The protocol transferred the tokens to its own exchange.
The volume of blocked funds for the needs of the Uniswap decentralized exchange, which provides access to the protocol of the same name, decreased by 75% in a day. As a result, the platform dropped to 9th place in the liquidity rating of projects in the decentralized finance sector of the DeFi Pulse resource.
Data: DeFi Pulse
It is noteworthy that the changes took place against the background of migration from Uniswap to tokens of the popular DeFi protocol SushiSwap to its own platform. In total, according to media reports, representatives of the project transferred digital assets worth $ 830 million. Previously, the SushiSwap team presented a migration plan.
As a reminder, SushiSwap is a fork of Uniswap. Unlike the latter, the project has its own token – SUSHI. Working with an asset gives users access to control the protocol.
SUSHI token chart. Data: CoinMarketCap
The SushiSwap platform, to which the project tokens were migrated, is in many ways similar to the Uniswap decentralized exchange. According to media reports, many other liquidity providers have followed the example of the migration of the DeFi protocol. This includes the CRV/ETH pool. Transferring funds to SushiSwap will allow members of the crypto community to earn SUSHI.

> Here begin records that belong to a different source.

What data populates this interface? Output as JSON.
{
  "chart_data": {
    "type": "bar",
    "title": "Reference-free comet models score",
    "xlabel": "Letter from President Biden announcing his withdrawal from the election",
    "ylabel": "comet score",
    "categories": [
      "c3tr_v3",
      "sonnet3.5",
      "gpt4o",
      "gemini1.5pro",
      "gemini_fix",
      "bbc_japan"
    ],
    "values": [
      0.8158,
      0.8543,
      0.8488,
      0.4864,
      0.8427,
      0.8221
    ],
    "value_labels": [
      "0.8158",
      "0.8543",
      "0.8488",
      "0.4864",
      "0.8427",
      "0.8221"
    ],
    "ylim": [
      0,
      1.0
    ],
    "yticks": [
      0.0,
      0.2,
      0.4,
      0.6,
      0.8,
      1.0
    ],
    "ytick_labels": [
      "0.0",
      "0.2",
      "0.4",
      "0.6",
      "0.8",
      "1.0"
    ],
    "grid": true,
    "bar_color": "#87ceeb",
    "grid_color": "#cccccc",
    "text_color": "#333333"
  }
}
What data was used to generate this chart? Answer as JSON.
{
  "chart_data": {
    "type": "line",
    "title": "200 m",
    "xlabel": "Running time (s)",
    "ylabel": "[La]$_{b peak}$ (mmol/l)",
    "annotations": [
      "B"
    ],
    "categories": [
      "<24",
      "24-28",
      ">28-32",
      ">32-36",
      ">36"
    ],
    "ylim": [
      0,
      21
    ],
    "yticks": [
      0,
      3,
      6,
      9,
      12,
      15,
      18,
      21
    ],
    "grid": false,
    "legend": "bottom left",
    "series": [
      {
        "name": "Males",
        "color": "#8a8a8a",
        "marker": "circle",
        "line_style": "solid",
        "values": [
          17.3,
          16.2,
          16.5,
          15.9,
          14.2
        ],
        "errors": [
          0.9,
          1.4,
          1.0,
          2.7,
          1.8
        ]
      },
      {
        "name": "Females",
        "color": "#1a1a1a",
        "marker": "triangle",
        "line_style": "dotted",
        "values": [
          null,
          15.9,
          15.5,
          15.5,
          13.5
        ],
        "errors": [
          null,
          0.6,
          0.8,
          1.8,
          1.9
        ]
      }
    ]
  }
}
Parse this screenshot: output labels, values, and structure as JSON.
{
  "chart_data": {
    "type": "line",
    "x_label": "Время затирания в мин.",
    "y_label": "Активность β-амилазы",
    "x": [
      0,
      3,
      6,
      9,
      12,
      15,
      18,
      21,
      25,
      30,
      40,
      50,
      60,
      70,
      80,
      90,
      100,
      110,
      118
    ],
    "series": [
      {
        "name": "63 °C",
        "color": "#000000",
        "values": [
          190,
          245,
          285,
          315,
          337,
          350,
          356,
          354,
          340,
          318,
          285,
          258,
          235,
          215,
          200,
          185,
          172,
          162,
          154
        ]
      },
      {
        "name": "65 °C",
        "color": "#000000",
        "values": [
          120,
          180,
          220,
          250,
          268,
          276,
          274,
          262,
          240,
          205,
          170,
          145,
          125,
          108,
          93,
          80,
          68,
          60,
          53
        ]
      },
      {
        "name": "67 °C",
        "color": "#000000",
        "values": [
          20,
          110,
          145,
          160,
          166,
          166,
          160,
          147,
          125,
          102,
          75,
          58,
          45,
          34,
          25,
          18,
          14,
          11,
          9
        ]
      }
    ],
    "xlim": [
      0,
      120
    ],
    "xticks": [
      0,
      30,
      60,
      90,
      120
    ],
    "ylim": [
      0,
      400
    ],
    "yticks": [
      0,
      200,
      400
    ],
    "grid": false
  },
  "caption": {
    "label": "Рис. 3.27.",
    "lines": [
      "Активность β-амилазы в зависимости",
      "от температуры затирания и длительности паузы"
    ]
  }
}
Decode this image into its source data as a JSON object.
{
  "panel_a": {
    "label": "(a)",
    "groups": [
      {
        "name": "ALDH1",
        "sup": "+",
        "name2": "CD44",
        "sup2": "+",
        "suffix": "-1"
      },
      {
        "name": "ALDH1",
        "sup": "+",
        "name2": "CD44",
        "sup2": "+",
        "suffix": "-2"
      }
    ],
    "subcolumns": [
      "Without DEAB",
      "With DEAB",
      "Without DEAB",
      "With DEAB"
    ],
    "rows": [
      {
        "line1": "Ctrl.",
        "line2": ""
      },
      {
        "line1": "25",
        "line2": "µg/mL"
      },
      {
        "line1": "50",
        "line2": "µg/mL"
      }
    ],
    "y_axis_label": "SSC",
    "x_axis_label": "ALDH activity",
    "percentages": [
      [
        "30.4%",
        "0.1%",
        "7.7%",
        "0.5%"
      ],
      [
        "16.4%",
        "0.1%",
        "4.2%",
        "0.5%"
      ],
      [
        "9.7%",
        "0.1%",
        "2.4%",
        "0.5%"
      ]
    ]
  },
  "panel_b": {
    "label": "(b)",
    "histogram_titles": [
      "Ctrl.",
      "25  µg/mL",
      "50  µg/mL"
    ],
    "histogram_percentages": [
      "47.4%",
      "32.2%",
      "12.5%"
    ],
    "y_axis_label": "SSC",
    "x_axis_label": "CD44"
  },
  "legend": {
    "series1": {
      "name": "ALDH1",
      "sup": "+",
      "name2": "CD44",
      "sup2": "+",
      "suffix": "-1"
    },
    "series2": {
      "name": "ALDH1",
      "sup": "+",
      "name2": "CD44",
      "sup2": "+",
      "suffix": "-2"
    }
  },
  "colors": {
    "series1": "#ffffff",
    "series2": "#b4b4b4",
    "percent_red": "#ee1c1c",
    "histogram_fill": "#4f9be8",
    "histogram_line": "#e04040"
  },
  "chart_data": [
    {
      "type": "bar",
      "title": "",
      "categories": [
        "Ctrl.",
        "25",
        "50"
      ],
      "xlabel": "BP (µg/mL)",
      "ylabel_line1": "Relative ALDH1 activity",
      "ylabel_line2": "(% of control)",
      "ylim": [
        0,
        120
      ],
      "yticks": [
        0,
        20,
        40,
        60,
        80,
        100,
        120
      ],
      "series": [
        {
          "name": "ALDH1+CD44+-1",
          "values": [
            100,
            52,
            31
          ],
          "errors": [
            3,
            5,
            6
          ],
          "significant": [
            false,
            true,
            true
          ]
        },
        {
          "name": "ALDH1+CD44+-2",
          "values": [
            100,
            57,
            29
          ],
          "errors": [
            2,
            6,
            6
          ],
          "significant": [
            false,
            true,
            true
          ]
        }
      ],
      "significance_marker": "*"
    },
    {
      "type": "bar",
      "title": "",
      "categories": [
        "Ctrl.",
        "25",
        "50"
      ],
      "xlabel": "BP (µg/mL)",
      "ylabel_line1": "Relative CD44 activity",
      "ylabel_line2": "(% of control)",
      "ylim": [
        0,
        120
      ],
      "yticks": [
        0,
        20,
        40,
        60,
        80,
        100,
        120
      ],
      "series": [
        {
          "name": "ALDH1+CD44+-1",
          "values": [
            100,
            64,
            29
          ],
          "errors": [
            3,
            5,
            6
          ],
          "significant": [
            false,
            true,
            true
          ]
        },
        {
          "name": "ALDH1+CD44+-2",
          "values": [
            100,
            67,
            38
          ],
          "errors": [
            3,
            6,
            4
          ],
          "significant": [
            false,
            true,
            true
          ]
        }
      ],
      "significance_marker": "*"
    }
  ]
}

SushiSwap’s trading volume. Data: CoinGecko
We will remind, until recently the protocol was in the center of the scandal due to the actions of its administrator – a certain Chef Nomi. The latter sold a large part of its tokens without the approval of the crypto community. According to some reports, the representatives of the protocol planned to implement the migration of the cryptocurrency earlier. However, due to the actions of the Chef, it was decided to postpone the operation.
We will remind, earlier the team of Kraken researchers came to the conclusion that DeFi helps Ethereum to oust bitcoin from the market.